A recent cover painting for The New Yorker depicts a family (Dad, Mom, two teenagers) on a beach in a tropical bay. A fifth person seen only in shadow is taking a photo of this memorable vacation moment. None of the family are looking up; they are looking down, all busily texting away, updating their Facebook pages, or whatever. This clever play on overlapping media (painting, photography, cellphones, and apps) reveals that, in fact, nobody is there. They are images only, physically and mentally. They are elsewhere. They have gone digital. This is what McLuhan meant when he said the electronic age was the exteriorization of the nervous system.

This issue, then, examines, in several case studies, what we have become in digital life, for better or for worse. On the positive side, Steven High, Jessica Mills, and Stacey Zembrzycki, in “Telling Our Stories/Animating Our Past,” see enormous new collaborative possibilities in the application of new media to doing oral or public history. In the many debates on history and memory embodied in monuments, photographs, and so on, much of the meaning-making function has now shifted over to the responses of the viewer. Do the new media significantly change this? How are such responses to be evaluated? Or are they a further mediated displacement of memory itself?

Barbara Schneider in “Blogging Homelessness: Technology of the Self or Practice of Freedom?” draws upon Foucault’s thought as she reports upon a homeless blogger in a larger project on social marginalization. In her study here, Schneider steers a delicate dialectic between Foucault’s notions of “technologies of the self” and “care of the self.”

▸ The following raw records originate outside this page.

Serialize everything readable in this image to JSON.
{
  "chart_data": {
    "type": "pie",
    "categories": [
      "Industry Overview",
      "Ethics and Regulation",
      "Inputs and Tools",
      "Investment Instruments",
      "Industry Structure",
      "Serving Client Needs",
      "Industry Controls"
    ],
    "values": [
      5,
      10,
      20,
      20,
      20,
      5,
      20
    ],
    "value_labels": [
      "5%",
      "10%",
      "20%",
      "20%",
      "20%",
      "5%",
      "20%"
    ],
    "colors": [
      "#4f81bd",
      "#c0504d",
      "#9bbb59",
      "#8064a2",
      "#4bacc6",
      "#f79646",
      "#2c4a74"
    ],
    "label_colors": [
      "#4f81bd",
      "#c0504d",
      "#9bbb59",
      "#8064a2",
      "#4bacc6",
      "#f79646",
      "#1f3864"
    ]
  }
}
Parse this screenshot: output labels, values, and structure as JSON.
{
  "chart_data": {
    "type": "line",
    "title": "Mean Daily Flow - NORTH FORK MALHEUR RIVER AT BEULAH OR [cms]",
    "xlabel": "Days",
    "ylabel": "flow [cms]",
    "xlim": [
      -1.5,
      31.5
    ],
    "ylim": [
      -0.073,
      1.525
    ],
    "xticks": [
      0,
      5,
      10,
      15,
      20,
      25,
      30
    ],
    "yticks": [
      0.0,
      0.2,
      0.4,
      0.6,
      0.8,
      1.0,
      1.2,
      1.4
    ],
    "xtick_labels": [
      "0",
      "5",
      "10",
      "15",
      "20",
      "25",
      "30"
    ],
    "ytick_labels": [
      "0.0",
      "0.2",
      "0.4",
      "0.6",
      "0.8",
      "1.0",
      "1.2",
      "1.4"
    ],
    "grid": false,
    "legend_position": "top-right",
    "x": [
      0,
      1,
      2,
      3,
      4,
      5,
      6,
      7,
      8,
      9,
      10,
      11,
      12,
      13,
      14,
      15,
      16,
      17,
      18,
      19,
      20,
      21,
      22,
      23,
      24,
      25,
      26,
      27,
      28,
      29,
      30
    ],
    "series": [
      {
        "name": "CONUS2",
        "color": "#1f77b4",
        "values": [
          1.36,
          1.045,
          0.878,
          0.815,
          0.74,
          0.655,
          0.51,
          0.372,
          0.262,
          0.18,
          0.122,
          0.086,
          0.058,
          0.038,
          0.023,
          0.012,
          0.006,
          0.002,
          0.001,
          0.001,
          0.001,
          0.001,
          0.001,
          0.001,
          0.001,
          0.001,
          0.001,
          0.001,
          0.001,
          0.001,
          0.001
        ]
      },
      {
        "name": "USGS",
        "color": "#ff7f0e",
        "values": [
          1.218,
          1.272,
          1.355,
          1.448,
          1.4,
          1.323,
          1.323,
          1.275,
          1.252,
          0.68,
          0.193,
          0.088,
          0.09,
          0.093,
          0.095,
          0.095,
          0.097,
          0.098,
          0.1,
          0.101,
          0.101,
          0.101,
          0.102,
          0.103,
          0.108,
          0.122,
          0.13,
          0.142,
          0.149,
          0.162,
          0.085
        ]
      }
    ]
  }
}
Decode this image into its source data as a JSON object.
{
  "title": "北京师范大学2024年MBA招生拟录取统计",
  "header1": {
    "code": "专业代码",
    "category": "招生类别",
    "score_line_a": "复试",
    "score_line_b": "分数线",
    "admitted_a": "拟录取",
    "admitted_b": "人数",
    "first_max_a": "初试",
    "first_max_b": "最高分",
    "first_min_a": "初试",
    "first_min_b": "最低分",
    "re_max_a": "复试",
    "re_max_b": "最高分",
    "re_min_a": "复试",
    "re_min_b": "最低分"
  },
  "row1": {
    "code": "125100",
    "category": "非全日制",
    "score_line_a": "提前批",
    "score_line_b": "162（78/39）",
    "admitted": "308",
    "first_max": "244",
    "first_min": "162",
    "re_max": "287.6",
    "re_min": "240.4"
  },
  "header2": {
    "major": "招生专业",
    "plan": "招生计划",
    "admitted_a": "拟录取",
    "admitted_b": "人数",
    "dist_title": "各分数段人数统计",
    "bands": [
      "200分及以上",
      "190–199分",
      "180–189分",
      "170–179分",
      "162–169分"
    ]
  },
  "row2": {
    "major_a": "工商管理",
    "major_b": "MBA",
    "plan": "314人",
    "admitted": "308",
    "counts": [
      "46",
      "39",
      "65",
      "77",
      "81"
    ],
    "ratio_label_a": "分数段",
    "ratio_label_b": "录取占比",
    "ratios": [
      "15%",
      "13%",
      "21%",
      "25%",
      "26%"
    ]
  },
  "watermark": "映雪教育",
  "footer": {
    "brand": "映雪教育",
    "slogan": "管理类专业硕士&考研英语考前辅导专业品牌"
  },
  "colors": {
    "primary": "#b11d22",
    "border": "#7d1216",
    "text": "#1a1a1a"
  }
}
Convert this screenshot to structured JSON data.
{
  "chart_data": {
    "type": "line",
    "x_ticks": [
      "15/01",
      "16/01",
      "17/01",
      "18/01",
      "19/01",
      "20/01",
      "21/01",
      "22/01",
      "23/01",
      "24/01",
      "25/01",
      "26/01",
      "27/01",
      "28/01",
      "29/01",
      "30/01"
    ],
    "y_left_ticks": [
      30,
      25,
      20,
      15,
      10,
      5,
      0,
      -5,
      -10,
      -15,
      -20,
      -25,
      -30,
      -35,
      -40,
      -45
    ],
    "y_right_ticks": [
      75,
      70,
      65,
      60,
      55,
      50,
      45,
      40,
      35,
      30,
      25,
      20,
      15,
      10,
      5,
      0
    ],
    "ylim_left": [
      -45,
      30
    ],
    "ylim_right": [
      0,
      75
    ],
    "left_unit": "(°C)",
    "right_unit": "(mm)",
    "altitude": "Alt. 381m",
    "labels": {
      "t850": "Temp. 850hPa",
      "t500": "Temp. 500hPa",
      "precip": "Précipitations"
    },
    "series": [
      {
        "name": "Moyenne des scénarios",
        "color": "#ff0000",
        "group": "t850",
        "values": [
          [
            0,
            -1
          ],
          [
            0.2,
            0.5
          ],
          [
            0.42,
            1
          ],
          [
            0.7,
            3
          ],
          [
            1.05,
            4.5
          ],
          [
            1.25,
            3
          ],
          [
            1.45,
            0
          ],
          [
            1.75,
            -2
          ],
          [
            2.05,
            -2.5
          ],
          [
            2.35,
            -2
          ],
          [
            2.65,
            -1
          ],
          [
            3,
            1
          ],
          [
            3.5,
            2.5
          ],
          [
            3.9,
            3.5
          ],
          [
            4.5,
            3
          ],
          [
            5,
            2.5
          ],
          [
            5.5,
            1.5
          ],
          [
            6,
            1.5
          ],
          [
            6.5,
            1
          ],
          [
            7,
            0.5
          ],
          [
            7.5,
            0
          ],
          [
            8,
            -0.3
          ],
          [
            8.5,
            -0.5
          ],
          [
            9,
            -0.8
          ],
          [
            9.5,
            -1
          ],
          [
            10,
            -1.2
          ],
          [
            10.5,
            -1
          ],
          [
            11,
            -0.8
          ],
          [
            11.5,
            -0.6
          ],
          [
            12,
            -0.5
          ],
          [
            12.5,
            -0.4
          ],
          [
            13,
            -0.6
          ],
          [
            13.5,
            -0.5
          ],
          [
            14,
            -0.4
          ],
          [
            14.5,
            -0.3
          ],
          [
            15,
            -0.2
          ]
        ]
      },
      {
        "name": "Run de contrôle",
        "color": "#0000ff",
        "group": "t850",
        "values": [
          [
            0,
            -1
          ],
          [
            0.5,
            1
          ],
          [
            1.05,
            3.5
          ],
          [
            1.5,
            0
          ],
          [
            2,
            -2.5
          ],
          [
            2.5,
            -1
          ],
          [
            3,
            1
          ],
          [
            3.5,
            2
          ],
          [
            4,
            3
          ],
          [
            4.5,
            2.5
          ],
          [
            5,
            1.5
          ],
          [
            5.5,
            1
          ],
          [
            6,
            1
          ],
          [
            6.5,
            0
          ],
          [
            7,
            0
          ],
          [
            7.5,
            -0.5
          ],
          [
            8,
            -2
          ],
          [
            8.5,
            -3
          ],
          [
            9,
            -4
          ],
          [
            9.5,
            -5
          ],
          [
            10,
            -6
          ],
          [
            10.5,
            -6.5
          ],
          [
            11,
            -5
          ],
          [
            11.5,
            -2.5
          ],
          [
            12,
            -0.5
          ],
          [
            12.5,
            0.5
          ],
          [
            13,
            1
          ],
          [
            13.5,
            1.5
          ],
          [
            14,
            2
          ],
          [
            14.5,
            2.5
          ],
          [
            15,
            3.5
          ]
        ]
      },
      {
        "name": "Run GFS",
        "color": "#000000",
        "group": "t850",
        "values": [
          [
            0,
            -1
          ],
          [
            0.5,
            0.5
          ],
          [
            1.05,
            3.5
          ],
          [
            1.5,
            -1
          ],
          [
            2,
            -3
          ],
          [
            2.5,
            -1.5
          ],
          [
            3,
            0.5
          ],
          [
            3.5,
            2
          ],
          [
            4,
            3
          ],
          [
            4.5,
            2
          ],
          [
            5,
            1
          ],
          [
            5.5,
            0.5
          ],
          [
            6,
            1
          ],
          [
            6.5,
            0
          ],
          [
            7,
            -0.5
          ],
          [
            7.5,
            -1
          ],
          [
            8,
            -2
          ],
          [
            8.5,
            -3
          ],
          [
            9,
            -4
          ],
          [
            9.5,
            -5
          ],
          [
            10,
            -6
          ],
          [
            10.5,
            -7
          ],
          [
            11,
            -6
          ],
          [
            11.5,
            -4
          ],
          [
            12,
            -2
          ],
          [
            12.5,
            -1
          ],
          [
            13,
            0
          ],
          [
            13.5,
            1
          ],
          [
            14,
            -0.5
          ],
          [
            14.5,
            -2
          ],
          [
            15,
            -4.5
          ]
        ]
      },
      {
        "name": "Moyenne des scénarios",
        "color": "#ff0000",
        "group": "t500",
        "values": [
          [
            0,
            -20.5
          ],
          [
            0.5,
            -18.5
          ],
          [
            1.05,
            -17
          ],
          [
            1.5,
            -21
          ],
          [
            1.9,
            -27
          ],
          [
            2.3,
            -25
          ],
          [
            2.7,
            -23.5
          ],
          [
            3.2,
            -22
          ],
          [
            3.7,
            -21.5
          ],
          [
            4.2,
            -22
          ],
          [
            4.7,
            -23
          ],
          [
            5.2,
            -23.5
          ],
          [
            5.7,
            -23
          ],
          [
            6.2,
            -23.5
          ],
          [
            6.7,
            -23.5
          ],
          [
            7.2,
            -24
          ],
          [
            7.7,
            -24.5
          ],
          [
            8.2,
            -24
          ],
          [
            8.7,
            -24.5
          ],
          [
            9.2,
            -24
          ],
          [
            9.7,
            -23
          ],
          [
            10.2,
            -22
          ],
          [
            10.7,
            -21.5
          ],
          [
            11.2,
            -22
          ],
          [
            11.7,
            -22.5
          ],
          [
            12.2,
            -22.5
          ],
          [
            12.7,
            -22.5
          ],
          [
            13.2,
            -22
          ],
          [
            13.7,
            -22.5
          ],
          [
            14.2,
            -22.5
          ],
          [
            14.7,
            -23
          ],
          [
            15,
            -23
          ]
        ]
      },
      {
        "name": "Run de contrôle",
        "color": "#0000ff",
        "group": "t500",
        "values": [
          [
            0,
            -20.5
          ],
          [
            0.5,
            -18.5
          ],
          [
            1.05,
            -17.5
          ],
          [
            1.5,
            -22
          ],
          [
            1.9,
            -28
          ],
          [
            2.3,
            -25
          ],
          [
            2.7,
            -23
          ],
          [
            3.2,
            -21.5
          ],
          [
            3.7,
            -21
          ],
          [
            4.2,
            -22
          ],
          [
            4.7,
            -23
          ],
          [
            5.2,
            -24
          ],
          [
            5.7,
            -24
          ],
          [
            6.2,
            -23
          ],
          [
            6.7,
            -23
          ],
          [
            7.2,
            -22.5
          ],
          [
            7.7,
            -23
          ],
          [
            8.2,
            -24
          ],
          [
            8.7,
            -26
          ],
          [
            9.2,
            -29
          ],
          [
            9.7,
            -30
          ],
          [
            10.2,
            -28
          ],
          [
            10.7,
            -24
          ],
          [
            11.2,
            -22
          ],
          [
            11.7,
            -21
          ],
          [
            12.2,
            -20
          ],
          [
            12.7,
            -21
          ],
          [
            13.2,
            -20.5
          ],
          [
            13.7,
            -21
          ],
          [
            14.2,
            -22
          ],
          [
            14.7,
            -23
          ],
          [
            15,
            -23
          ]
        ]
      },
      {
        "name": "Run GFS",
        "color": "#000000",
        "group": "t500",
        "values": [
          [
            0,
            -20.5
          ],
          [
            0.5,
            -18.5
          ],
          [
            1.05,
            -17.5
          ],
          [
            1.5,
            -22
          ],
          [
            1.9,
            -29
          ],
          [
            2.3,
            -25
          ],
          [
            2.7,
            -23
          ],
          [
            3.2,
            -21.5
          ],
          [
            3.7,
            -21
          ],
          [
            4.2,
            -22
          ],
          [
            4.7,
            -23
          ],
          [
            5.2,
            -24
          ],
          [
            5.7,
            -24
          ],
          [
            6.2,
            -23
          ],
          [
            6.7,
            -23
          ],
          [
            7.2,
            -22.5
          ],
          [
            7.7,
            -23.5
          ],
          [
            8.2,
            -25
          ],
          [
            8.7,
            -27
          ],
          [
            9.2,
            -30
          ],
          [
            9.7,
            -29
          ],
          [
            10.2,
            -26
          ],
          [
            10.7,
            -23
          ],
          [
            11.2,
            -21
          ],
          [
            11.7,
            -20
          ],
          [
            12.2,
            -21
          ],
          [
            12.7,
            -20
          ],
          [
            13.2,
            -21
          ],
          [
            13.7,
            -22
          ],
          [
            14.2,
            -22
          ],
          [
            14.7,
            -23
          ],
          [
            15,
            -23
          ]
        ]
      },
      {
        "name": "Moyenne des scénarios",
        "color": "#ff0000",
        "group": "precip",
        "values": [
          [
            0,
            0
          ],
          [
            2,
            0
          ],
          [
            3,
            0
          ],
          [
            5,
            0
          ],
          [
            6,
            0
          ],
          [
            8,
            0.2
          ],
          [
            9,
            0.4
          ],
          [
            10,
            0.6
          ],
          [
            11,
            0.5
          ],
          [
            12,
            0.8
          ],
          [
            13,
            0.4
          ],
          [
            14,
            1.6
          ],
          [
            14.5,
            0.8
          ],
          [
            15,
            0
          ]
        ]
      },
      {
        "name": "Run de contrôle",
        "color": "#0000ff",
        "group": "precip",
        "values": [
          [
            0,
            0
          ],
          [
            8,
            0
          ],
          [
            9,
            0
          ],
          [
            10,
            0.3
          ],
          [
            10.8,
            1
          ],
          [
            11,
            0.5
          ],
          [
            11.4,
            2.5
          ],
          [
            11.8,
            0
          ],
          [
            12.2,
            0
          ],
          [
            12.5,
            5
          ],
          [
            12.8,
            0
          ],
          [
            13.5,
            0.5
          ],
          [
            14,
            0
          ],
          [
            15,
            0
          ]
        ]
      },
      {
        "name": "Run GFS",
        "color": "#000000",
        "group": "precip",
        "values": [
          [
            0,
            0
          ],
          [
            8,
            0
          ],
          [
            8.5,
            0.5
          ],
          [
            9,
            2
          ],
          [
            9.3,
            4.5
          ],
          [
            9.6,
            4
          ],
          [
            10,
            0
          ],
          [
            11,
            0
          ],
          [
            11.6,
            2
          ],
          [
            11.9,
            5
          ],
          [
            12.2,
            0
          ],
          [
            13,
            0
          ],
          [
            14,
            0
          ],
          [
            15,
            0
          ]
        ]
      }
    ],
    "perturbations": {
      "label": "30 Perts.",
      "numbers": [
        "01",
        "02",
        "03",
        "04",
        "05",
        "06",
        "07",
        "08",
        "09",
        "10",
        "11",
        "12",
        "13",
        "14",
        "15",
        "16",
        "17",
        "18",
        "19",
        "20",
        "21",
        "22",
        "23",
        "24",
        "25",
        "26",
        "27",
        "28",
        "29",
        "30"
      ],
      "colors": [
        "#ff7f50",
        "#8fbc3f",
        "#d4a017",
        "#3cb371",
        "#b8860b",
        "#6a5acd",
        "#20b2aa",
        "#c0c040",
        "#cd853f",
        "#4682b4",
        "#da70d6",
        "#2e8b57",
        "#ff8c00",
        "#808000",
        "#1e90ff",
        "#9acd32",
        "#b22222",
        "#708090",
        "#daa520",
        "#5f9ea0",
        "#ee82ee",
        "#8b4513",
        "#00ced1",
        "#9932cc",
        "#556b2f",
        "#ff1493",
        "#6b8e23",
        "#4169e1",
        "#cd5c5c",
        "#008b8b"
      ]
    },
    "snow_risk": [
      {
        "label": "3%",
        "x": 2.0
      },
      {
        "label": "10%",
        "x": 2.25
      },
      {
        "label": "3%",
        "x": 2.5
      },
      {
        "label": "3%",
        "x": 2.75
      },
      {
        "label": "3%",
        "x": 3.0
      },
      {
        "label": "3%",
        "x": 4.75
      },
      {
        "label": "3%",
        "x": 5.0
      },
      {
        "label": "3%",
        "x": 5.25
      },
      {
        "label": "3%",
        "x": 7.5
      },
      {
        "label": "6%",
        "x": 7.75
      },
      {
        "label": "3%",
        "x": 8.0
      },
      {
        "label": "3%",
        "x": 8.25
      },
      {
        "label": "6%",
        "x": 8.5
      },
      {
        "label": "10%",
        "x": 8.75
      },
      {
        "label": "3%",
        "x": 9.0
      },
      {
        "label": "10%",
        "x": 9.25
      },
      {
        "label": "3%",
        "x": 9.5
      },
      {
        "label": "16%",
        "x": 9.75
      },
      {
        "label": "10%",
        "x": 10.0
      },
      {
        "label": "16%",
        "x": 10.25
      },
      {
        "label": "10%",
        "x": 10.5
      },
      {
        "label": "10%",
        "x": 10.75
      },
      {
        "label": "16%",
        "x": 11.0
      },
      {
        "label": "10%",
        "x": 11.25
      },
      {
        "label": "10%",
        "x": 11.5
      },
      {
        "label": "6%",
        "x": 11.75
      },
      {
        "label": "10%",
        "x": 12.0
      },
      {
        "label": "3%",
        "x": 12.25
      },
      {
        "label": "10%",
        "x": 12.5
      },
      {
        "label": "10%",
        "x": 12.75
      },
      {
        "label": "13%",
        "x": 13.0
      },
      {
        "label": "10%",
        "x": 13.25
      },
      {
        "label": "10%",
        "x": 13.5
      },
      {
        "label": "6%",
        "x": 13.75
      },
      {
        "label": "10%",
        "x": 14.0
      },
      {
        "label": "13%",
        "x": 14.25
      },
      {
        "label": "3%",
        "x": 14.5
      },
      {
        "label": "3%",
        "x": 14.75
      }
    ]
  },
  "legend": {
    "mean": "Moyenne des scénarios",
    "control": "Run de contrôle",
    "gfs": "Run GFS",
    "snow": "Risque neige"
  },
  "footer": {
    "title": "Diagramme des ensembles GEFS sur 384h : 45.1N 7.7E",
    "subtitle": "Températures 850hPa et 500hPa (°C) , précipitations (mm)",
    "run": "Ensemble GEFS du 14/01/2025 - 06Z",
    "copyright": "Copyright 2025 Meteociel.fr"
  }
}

Heather Molyneaux, Susan O’Donnell, and Mary Miliken, in “Staying Socially Connected with Video Communication: A Case Study,” perhaps inadvertently show how social relationships become remediated through digital media. This has both positive and negative aspects: here positive in the Canadian technological nationalist sense of connection through technology, but negative in raising questions about what social connection is really about.

Moving to different aspects of social life, Matt Stahl and Leslie Meier examine the destabilizing impact of digitalization on music industry practices in “The Firm Foundation of Organizational Stability: The 360 Contract in the Digitalizing Music Industry.”

In an age of what in France is called “l’effet People,” how do gender norms and media representations combine to impact upon female politicians? This is what Catherine Lemarier-Saulnier and Mireille Lalancette examine in their article “La Dame de fer, la Bonne Mère et les autres : une analyse du cadrage de la couverture médiatique de certaines politiciennes québécoises et canadiennes.” Not surprisingly, the increased emphasis on personalization is found to reinforce familial norms, and for men as well.

In a Research in Brief, Duncan Low contrasts the various promised “cultural benefits” attached to the Vancouver Winter Olympics. He finds that in the whirlwind of big media coverage, these came utterly to naught. Low’s report is a warning for those who think such events are occasions to sneak in some “high culture” for the sporting masses.

Finally, given all the coverage, at least in Québec, of the student tuition strikes that have shaken colleges, universities, and provincial politics since the so-called Maple Spring, we publish the recent manifesto “Nous sommes avenir / Share the Future,” produced by, if not the largest, the most vocal of the three student unions. As part of the ensuing Commentary, Editorial Board member Stuart J. Murray raises some disturbing questions about the impact of the digital life on our use and sense of language, flattening it into a stream of banalities. And former CJC editor Kim Sawchuk provides some needed economic and educational context for the “carré rouge” movement.